127 - Cross-Domain Nonlinear State Estimation for Autonomous Systems Using Unscented Kalman Filtering
DESCRIPTION
Autonomous systems, whether operating on land, in the air, at sea, or in structured indoor environments, require robust, real-time state estimation to navigate complex, dynamic, and GNSS-challenged conditions. Traditional estimation techniques such as the Extended Kalman Filter (EKF) often rely on local linearization of the system dynamics and measurement models, which can result in degraded performance in highly nonlinear and uncertain environments. This limitation is particularly acute when combining heterogeneous sensors (e.g., GNSS, IMU, LiDAR, and vision), where unmodeled nonlinearities and noise can accumulate rapidly and compromise safety, resilience, and autonomy.
This study proposes the development of a modular Unscented Kalman Filter (UKF)-based state estimation engine designed to operate reliably in GNSS-challenged and sensor- degraded scenarios. The UKF, which propagates a distribution of sigma points through nonlinear dynamics without requiring Jacobian calculations, has demonstrated superior accuracy over EKF in simulated and real-world applications. Despite its theoretical advantages, the UKF remains underutilized in real-time autonomous platforms due to computational concerns and a lack of integrated cross-domain frameworks.
The objective of this activity is to design, prototype, and validate a real-time, UKF-based estimation framework optimized for autonomous systems, enabling robust multi-sensor fusion and accurate vehicle state estimation under challenging conditions.

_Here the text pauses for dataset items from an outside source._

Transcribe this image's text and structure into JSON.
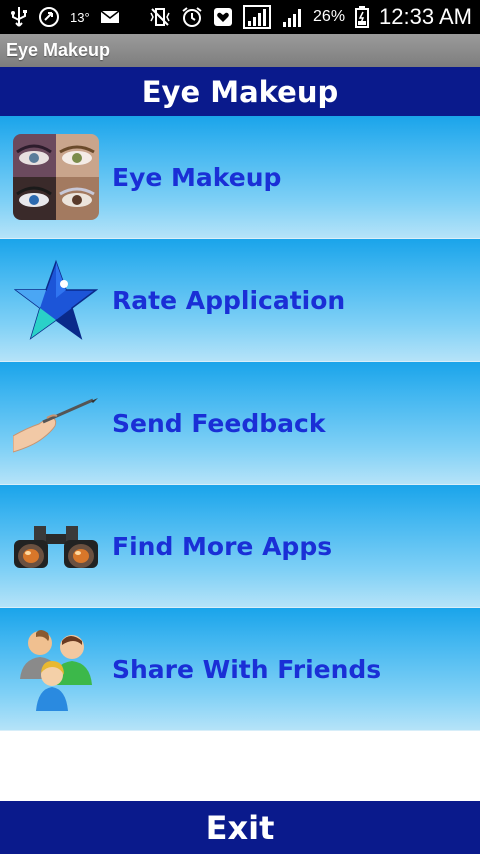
{
  "status_bar": {
    "temperature": "13°",
    "battery_percent": "26%",
    "time": "12:33 AM",
    "icons": [
      "usb-icon",
      "sync-icon",
      "temperature",
      "mail-icon",
      "mute-vibrate-icon",
      "alarm-icon",
      "heart-icon",
      "signal-icon",
      "signal-icon",
      "battery-icon"
    ]
  },
  "action_bar": {
    "title": "Eye Makeup"
  },
  "header": {
    "title": "Eye Makeup"
  },
  "menu": {
    "items": [
      {
        "label": "Eye Makeup",
        "icon": "eye-makeup-thumbnail-icon"
      },
      {
        "label": "Rate Application",
        "icon": "star-icon"
      },
      {
        "label": "Send Feedback",
        "icon": "hand-pen-icon"
      },
      {
        "label": "Find More Apps",
        "icon": "binoculars-icon"
      },
      {
        "label": "Share With Friends",
        "icon": "people-icon"
      }
    ]
  },
  "footer": {
    "exit_label": "Exit"
  },
  "colors": {
    "header_bg": "#0a1a8c",
    "menu_label": "#1a2fd6",
    "menu_gradient_top": "#1aa4ea",
    "menu_gradient_bottom": "#b5e3f8"
  }
}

By leveraging advanced unscented transformations and adaptive noise modelling techniques, the framework will be designed to preserve accuracy and integrity even in scenarios involving sensor degradation, GNSS outages, or highly dynamic motion.
The activity will target, as the primary domain, either ground vehicles, integrating data from automotive-relevant sensors (GNSS, IMU, odometry, LiDAR), or aerial systems (e.g. drones), at the discretion of the bidder, to demonstrate feasibility via an experimental campaign.
Key innovations include:
- Nonlinear estimation without linearization, preserving model fidelity and accuracy;
- Adaptive noise modelling to enhance robustness in variable conditions;
- Modular, domain-specific architecture suitable for integration into ADAS, autonomy stacks, or vehicle control systems;
- Platform validation, including optional demonstration on ground vehicle and / or UAVs to illustrate domain portability.
The tasks to be performed shall include:
- Use Case Description & Requirements Capture;
- System Modelling & Sensor Abstraction;
- UKF Framework Design;
- Prototype Deployment and Hardware-in-the-Loop (HiL) Testing;
- Field test Validation, performing comparative testing with EKF and other benchmarks;
- Impact Assessment & Roadmap for commercialization or further development
The main outputs of the activity will consist of:
- A validated UKF prototype for real-time multi-sensor fusion;
- A performance benchmark against EKF and other conventional filters;
- A reference dataset for testing in automotive scenarios, including urban, rural, and off- road use cases, or in aerial systems scenarios;
- An integration roadmap for commercial automotive or aerial systems applications, including, for example, potential follow-up work on compliance to ISO-26262 (Road vehicles – Functional safety standard), automotive-grade hardware deployment, and open-source module release.
It is noted that no Participating State expressed their opt-out for this activity (EL1-127).